# Data Migration Example

This notebook demonstrates several methods for migrating and transforming datasets using in the Models API.

## Data Migration Task

Migrating and transforming datasets can involve many tasks, including:

* Loading data into a geodatabase and moving data between databases
* Renaming columns to standard names
* Dropping unnecessary columns
* Converting feature classes to standard tables by dropping geometry columns
* Filtering the data in the table based on a query
* Filtering the data based on spatial location
* Reprojecting geometries into local coordinates
* Creating a custom identifier for the table
* Data cleaning such as trimming whitespace from strings and changing string case
* Changing data types for columns (i.e. casting strings to numeric data types, etc.)
* Parsing data from one table into multiple tables

In the following examples we will show how the Models API can be used to perform many of these tasks.

## Examining the Inputs

In this example we will perform many of the operations described above on the `miami_dade_census_tracts` dataset. The initial dataset is shaded in yellow in the map below:

![image-3.png](attachment:image-3.png)

The pre-transformation fields for the input layer are described below:

![image-2.png](attachment:image-2.png)

We will perform the following transformations on the dataset:

1. Filter the dataset spatially to only include tracts in the the City of Miami.
1. Reproject the layer to Florida State Plane East coordinates (srid: 2236).
1. Drop all columns from the table other than `geoid`, `name`, and `namelsad` fields.
1. Convert the `geoid` field from a string to an integer.
1. Trim any whitespace from the strings in the `namelsad` field.
1. Rename the `namelsad` field to `display_name`.

## Setup

To get started, let's create a connection to the database and load the dataset into a `Layer` object.


In [1]:
# import the necessary classes
from envelopegis.models.workspace import Workspace
from envelopegis.models.layer import Layer
from envelopegis.models.polygon import Polygon

# connect to the database using a workspace object
workspace = Workspace({
    'host': 'gisbox.ehq',
    'port': 7602,
    'database': 'migration_example',
    'user': 'postgres',
    'password': None
})

# load the layer from the database
raw_census_tracts = Layer('miami_dade_census_tracts', workspace)

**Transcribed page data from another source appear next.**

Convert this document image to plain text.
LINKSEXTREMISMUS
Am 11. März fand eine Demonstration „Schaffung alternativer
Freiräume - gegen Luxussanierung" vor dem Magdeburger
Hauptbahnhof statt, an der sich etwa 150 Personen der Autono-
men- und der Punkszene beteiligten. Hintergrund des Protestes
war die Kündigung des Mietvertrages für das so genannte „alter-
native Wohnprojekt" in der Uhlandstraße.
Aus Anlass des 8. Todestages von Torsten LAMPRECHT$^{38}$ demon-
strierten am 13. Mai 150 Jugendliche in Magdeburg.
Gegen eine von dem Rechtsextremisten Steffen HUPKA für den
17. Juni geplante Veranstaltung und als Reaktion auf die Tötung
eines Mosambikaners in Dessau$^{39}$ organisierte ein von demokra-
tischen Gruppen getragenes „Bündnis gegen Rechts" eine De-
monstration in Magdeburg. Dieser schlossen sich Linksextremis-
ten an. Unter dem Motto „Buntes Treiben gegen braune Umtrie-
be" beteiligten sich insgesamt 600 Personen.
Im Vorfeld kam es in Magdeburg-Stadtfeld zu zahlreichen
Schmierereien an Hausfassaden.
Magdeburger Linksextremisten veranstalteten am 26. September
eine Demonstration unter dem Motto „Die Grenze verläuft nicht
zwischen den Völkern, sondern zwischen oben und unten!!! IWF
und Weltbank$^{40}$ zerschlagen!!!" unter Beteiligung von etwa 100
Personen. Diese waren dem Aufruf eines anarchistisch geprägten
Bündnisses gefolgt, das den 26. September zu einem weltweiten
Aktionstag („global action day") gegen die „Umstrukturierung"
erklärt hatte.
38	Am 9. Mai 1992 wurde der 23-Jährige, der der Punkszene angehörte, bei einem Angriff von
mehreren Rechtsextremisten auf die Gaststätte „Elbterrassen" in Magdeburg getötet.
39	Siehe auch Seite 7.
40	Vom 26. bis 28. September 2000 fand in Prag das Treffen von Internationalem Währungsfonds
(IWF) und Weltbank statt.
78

print(f'Loaded {raw_census_tracts.count} census tracts in the initial dataset.')

Loaded 758 census tracts in the initial dataset.


## Applying a Spatial Filter to the Data

Now that our raw dataset is loaded, the first task to accomplish is to apply a spatial filter that will reduce the dataset from the entire area of Miami-Dade County to just the City of Miami. Notice that the bounding box used to define the area of interest is defined in lat/lon coordinates. This is because the raw dataset is in a projection that uses degrees - if the data were projected into a local coordinate system local coordinate values would be required.

In [2]:
# create a polygon representing our area of interest
bounding_box = Polygon([
    {'x': -80.416, 'y': 25.642},
    {'x': -80.031, 'y': 25.642},
    {'x': -80.031, 'y': 25.942},
    {'x': -80.416, 'y': 25.942},
], raw_census_tracts.spatial_reference)

# apply a spatial filter to the dataset using the bounding box
raw_census_tracts.select_layer_by_location('INTERSECT', bounding_box)

print(f'Census tracts in the area of interest: {raw_census_tracts.count}')

Census tracts in the area of interest: 529


## Reprojecting the Layer to Local Coordinates

In order to fully utilize our dataset we need to project the geometries into local coordinates. Local projected coordinate systems differ from geographic coordinate systems in that they generally store their geometry values in meters or feet rather than degrees, which increases their accuracy and makes the values easier to perform calculations on.

In this example, we'll project the census tracts from it's initial projection of NAD-83 (srid: 4269) to the local Florida State Plane East projection (srid: 2236).

In [3]:
# first, drop any outputs that were created during previous runs of this notebook
if 'reprojected_census_tracts' in workspace.list_feature_classes():
    workspace.delete_feature_classes(['reprojected_census_tracts'])

# reproject the layer to local coordinates
# notice that in this step data is copied into a new database table.
# only the records affected by the spatial filter applied above will be copied
reprojected_tracts = raw_census_tracts.reproject_to_layer('reprojected_census_tracts', 2236)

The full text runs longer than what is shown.